Telewizja CBS opublikowała zdjęcie Dżochara Carnajewa na łodzi w ogrodzie domu w Watertown. To tam ukrywał się 19-latek, podejrzany o przeprowadzenie wraz z bratem zamachu bombowego w Bostonie. Schwytano go po wielogodzinnej obławie dzięki informacji od mężczyzny, do którego należy jacht. "Zauważył tam kałużę krwi. Nie widział dobrze przodu łodzi, ale widział, że ktoś tam leży skulony" - relacjonował jego pasierb.

Zobacz również:

Podejrzenia rodziny wzbudziła poluzowana plandeka, okrywająca łódź, która stała w ogrodzie. W ciągu dnia wzmógł się wiatr i plandeka na łódce mojego ojczyma powiewała na wietrze. Było to bardzo dziwne, bo w ciągu roku wiało już bardzo mocno i plandeka była dobrze przymocowana. Nie powinna tak się zachowywać - opowiadał Robert Duffy w rozmowie z telewizją CNN. Ojczym zbliżył się do łodzi i zauważył, że jeden z pasków został przecięty, a na brezencie były ślady krwi. Wziął drabinę, żeby zobaczyć, co jest w środku. Myślał, że może jakieś małe zwierzę wdarło się do środka. Zauważył tam kałużę krwi. Nie widział dobrze przodu łodzi, ale widział, że ktoś tam leży skulony. I w tym momencie zachował się jak prawdziwy bohater: nie zaczął krzyczeć, tylko zrobił tak, jak apelowała policja. Zszedł szybko z drabiny i zadzwonił po pomoc - relacjonował.

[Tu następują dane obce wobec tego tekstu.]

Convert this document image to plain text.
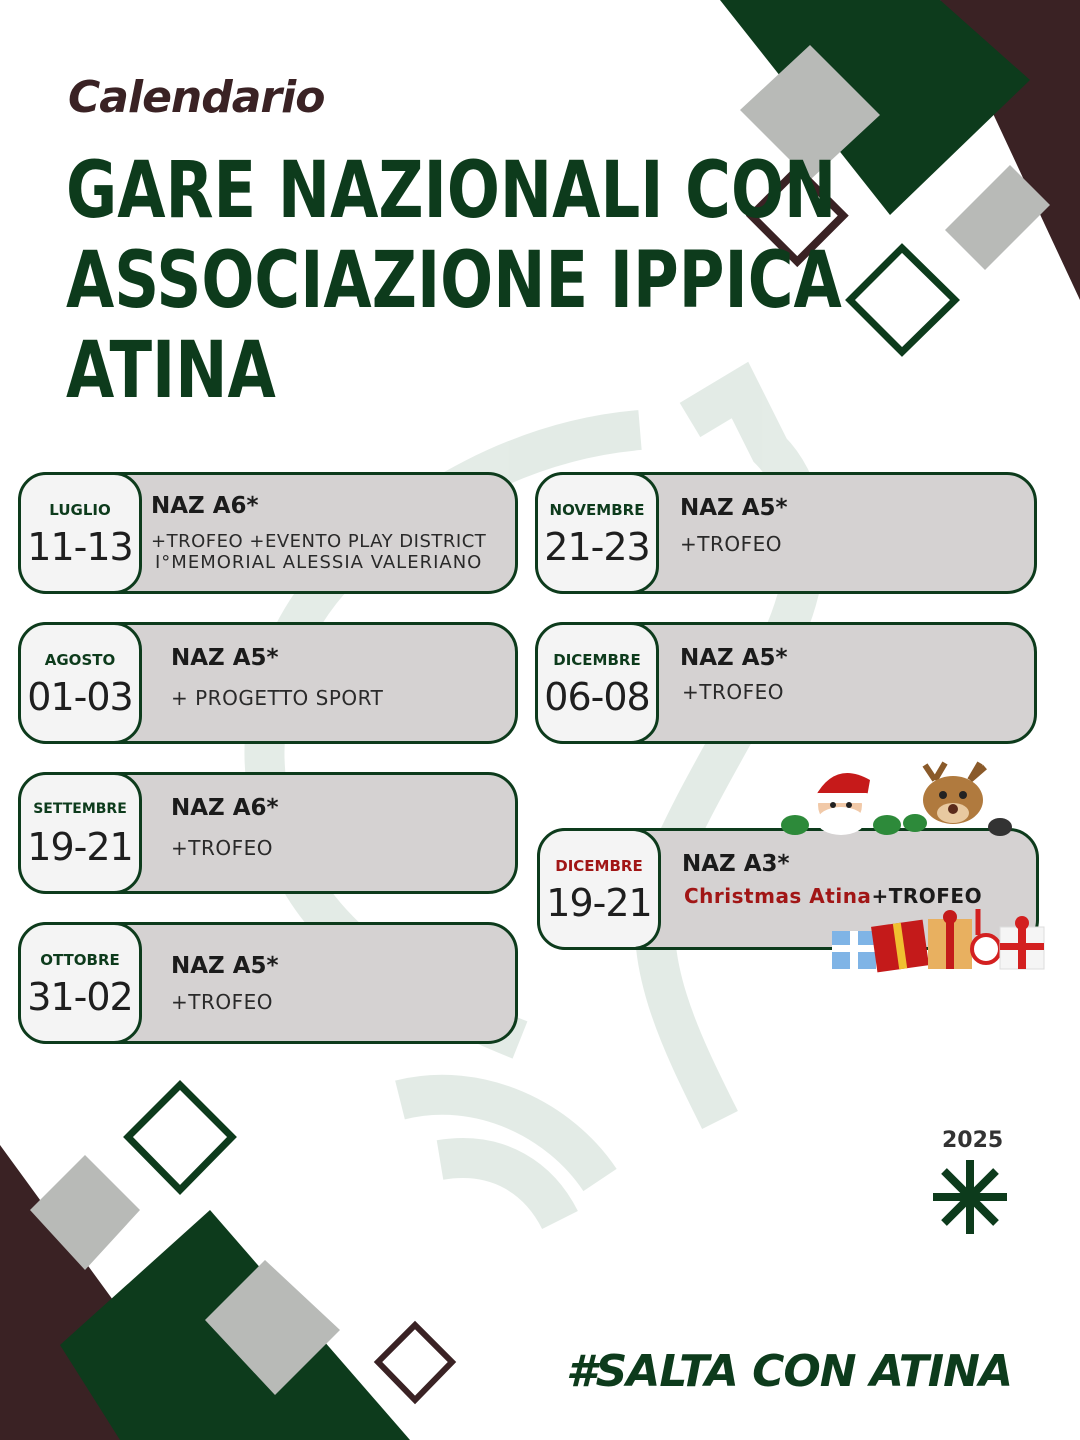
Calendario
GARE NAZIONALI CON
ASSOCIAZIONE IPPICA
ATINA
LUGLIO
11-13
NAZ A6*
+TROFEO +EVENTO PLAY DISTRICT
I°MEMORIAL ALESSIA VALERIANO
AGOSTO
01-03
NAZ A5*
+ PROGETTO SPORT
SETTEMBRE
19-21
NAZ A6*
+TROFEO
OTTOBRE
31-02
NAZ A5*
+TROFEO
NOVEMBRE
21-23
NAZ A5*
+TROFEO
DICEMBRE
06-08
NAZ A5*
+TROFEO
DICEMBRE
19-21
NAZ A3*
Christmas Atina+TROFEO
2025
#SALTA CON ATINA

"Sprawiedliwość wygrała". Boston w euforii

Oblężenie trwało około dwóch godzin. Po godzinie pierwszej w nocy czasu polskiego agencja AP podała, że według świadków, w Watertown słychać było serię strzałów, a przez miasto przejechały karetki i auta wojskowe. Później pojawiły się też informacje o następujących po sobie wybuchach.

Cytowany przez amerykańskie media burmistrz Bostonu Thomas Menino przyznał wtedy, że Carnajew ukrywa się w łodzi za jednym z domów w Watertown. Te przypuszczenia potwierdziły wskazania policyjnego skanera.

Również lokalna policja szybko potwierdziła na Twitterze, że prowadzi dużą akcję na Franklin Street. Zaapelowała też do okolicznych mieszkańców o niewychodzenie na zewnątrz.

Tą samą drogą, za pośrednictwem portalu społecznościowego, służby poinformowały o schwytaniu 19-latka. Polowanie skończone. Poszukiwania zakończone. Koniec terroru. Sprawiedliwość wygrała - taki wpis pojawił się na twitterowym profilu bostońskiej policji tuż przed 3 w nocy.

Wiadomo, że 19-letni Czeczeniec został ranny, jest w ciężkim stanie i trafił do szpitala. Większość odniesionych przez niego obrażeń pochodzi prawdopodobnie z pościgu, do którego doszło w nocy z czwartku na piątek. Funkcjonariusze przyznali, że podczas akcji w Watertown również doszło do wymiany ognia, ale nie wiadomo, czy 19-latek został raniony właśnie wtedy.

Po aresztowaniu Carnajewa na ulicach Bostonu wybuchła euforia. Mieszkańcy skandowali: USA! USA! i bili brawo każdemu napotkanemu policjantowi.